Turner had arrived early and was already chatting to Michelle in the salon. She was rather more respectably dressed than she had been the last two times we’d met, in a lightweight summer business suit in grey with a plain white blouse. Her hair shone like jet in the diffused light slanting through the heavily decaled windows of the salon. I could tell she was on a charm offensive with my best friend, even through the shop window. She smiled as she looked up and saw me in the doorway. And whatever her long term intentions, I could tell that she cared for me in that moment. It was written there in her eyes.
Justin and Tracey were still hard at work, so I limited my greeting to a quick cheek-peck. It wasn’t easy. Michelle smiled at my self-restraint.
‘I’ve just been telling
Mrs Shaw
about your misspent youth,’ she said quietly, letting me know she’d sussed about last Friday. ‘I think it’s important not to have any guilty secrets, don’t you? ... Anyway, she assures me that I haven’t put her off you, despite my description of you waddling onto the stage of Green Lane Comp in a tree costume, so I guess she must like you a bit.’
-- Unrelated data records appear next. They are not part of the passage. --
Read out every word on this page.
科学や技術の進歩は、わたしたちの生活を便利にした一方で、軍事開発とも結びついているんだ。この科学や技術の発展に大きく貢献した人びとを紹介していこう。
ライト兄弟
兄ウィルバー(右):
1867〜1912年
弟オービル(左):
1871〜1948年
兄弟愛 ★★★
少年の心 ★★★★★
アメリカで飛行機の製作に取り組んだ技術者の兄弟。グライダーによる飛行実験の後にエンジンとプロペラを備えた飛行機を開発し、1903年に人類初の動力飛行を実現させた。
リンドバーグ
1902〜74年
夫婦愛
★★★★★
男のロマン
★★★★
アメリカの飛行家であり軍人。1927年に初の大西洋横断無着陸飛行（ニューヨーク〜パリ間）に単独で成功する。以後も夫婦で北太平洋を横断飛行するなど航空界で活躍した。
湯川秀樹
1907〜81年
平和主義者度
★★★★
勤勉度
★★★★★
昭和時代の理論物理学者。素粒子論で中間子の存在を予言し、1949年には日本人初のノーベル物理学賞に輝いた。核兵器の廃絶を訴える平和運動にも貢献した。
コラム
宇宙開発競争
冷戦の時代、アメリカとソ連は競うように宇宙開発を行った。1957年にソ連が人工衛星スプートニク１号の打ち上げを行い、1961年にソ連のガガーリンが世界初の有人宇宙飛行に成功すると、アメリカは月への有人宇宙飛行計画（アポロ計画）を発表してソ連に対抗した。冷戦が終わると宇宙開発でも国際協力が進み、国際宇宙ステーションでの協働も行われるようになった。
I squirmed. ‘Oh, Michelle... Please!’ I felt like a teenager being embarrassed by my mum. I glanced around the salon to make sure no-one had heard, painfully aware that I was blushing.
Then, out of the corner of my eye, I saw Turner watching me intently, her eyes narrowed as she took me in. In that moment, I didn’t care who else she was seeing or whether she would ever have any intention of loving me. Every inch of me yearned to hold her – not even, necessarily to make love – but to just lie with her in my arms. I felt like an addict needing a fix.
‘I’ll take my stuff into the studio,’ I said.
‘Oh, can I see?’
In the changing room she kissed me, smelling salty, fresh. I opened my eyes to see our reflections merging in the mirror.
‘I’ve been counting the days,’ she said finally, working magic with her words, so gentle to my ears, stroking through my hair with her fingers, cupping my face.
Suddenly just holding her wasn’t enough. I took a deep breath and stepped back.
‘Where would you like to go?’ I asked, smoothing myself down instinctively.
‘I don’t care, so long as it’s someplace no-one will mind me gazing into your eyes.’
Somewhere Gay then...
On the tube I restrained myself from GBHing the loud-shirted young executive who dared to ogle Turner’s legs.
After all, I told myself, she didn’t exactly dress to discourage. Even so, I kept a brooding eye on him as he rubbed his sweaty palms on his thighs and mopped his face with a handful of Mansize Kleenex. And I felt an uncharacteristically malicious pleasure when he realised too late that he was at his stop and leapt to his feet just in time to see the doors closing right in front of his nose.